Novos velhos desabafos

Estava aqui precisando colocar umas coisas pra fora e lembrei-me desse blogger há muito - quase 3 anos - parado. Aproveitei e reli os antigos posts e vi como umas questões ainda persistem, outras estão sendo resignificadas e algumas outras ainda nem levei pra terapia, mas acontecerá em algum momento do futuro.

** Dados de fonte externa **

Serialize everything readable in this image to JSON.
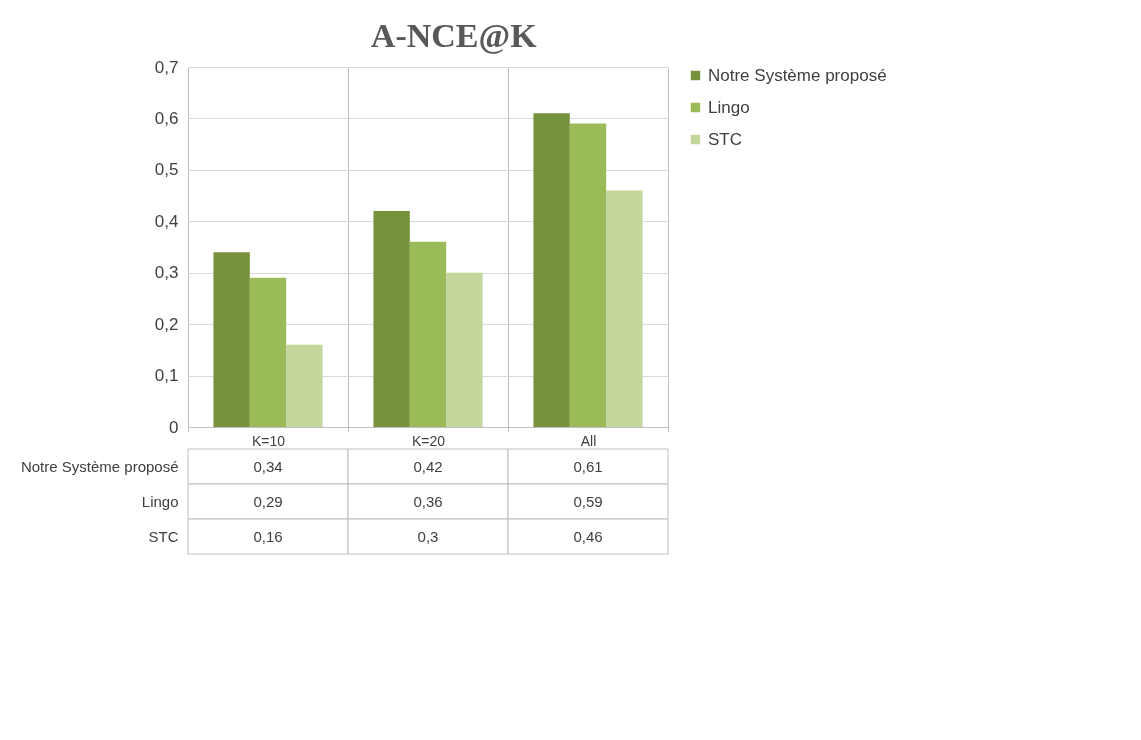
{
  "chart_data": {
    "type": "bar",
    "title": "A-NCE@K",
    "categories": [
      "K=10",
      "K=20",
      "All"
    ],
    "series": [
      {
        "name": "Notre Système proposé",
        "color": "#76923c",
        "values": [
          0.34,
          0.42,
          0.61
        ],
        "value_labels": [
          "0,34",
          "0,42",
          "0,61"
        ]
      },
      {
        "name": "Lingo",
        "color": "#9bbb59",
        "values": [
          0.29,
          0.36,
          0.59
        ],
        "value_labels": [
          "0,29",
          "0,36",
          "0,59"
        ]
      },
      {
        "name": "STC",
        "color": "#c3d69b",
        "values": [
          0.16,
          0.3,
          0.46
        ],
        "value_labels": [
          "0,16",
          "0,3",
          "0,46"
        ]
      }
    ],
    "ylim": [
      0,
      0.7
    ],
    "yticks": [
      {
        "value": 0,
        "label": "0"
      },
      {
        "value": 0.1,
        "label": "0,1"
      },
      {
        "value": 0.2,
        "label": "0,2"
      },
      {
        "value": 0.3,
        "label": "0,3"
      },
      {
        "value": 0.4,
        "label": "0,4"
      },
      {
        "value": 0.5,
        "label": "0,5"
      },
      {
        "value": 0.6,
        "label": "0,6"
      },
      {
        "value": 0.7,
        "label": "0,7"
      }
    ],
    "grid": true,
    "legend": "right"
  }
}
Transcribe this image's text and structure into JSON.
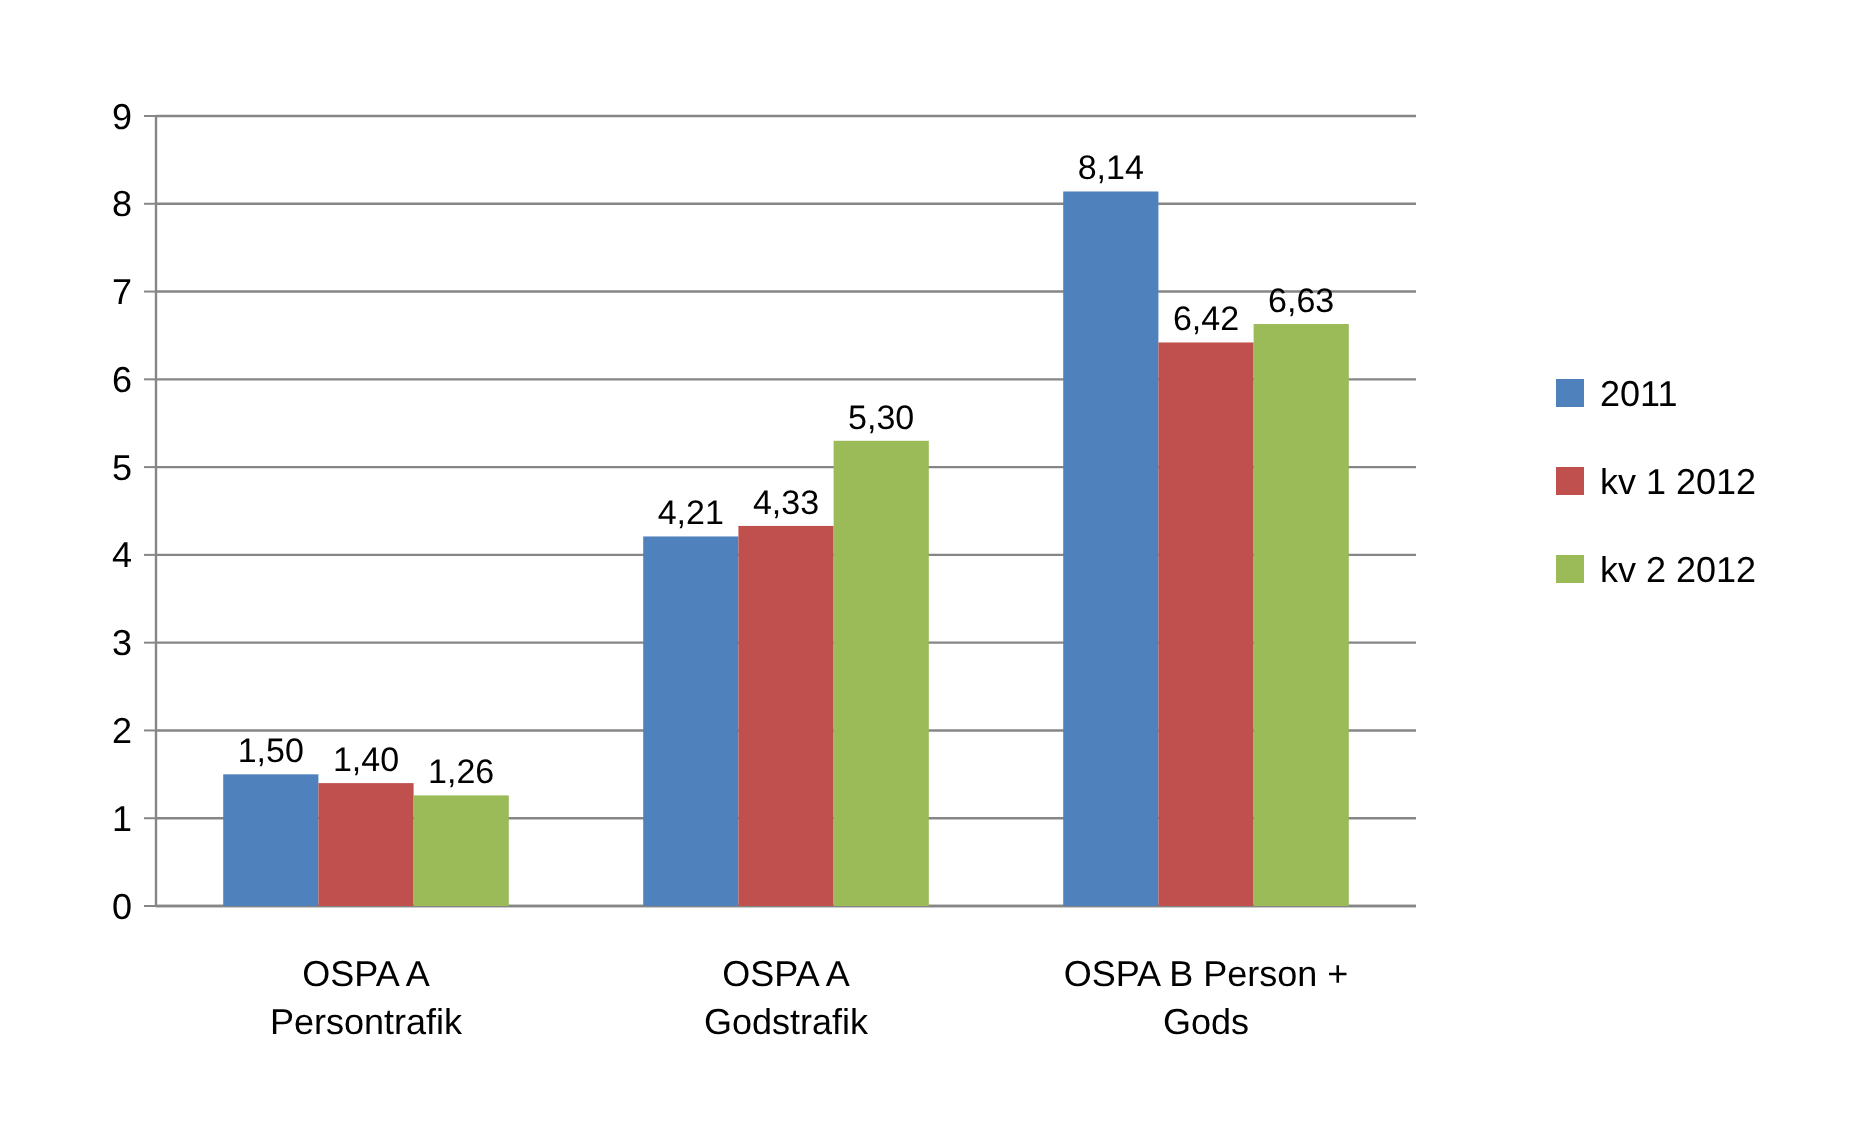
{
  "chart_data": {
    "type": "bar",
    "categories": [
      "OSPA A Persontrafik",
      "OSPA A Godstrafik",
      "OSPA B Person + Gods"
    ],
    "series": [
      {
        "name": "2011",
        "color": "#4f81bd",
        "values": [
          1.5,
          4.21,
          8.14
        ],
        "value_labels": [
          "1,50",
          "4,21",
          "8,14"
        ]
      },
      {
        "name": "kv 1 2012",
        "color": "#c0504d",
        "values": [
          1.4,
          4.33,
          6.42
        ],
        "value_labels": [
          "1,40",
          "4,33",
          "6,42"
        ]
      },
      {
        "name": "kv 2 2012",
        "color": "#9bbb59",
        "values": [
          1.26,
          5.3,
          6.63
        ],
        "value_labels": [
          "1,26",
          "5,30",
          "6,63"
        ]
      }
    ],
    "ylim": [
      0,
      9
    ],
    "yticks": [
      0,
      1,
      2,
      3,
      4,
      5,
      6,
      7,
      8,
      9
    ],
    "grid": "y",
    "legend": "right"
  }
}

O que me traz hoje é o conflito com a entrega das avaliações. Preciso terminar duas para HOJE e estou enrolando essa produção desde sexta. Conversando em terapia na sexta, chegamos ao ponto onde me bloqueio e não consigo produzir essas avaliações por um problema mais profundo de aceitação: toda aquela aceitação que não aconteceu quando eu estava na escola tem sido buscada nos últimos anos, por meio do trabalho. ainda persiste a necessidade de ser aceita por aqueles adolescentes brancos, uma projeção tardia. Os pontos de reflexão que vieram a partir disso me pegaram muito também: eu não necessito dessa aprovação, apenas cumprir minha função; no fundo, eu nem gosto de fato de uma boa parte dos alunos e provavelmente já perceberam isso; estou buscando afeto no local errado, nas relações que não cabem.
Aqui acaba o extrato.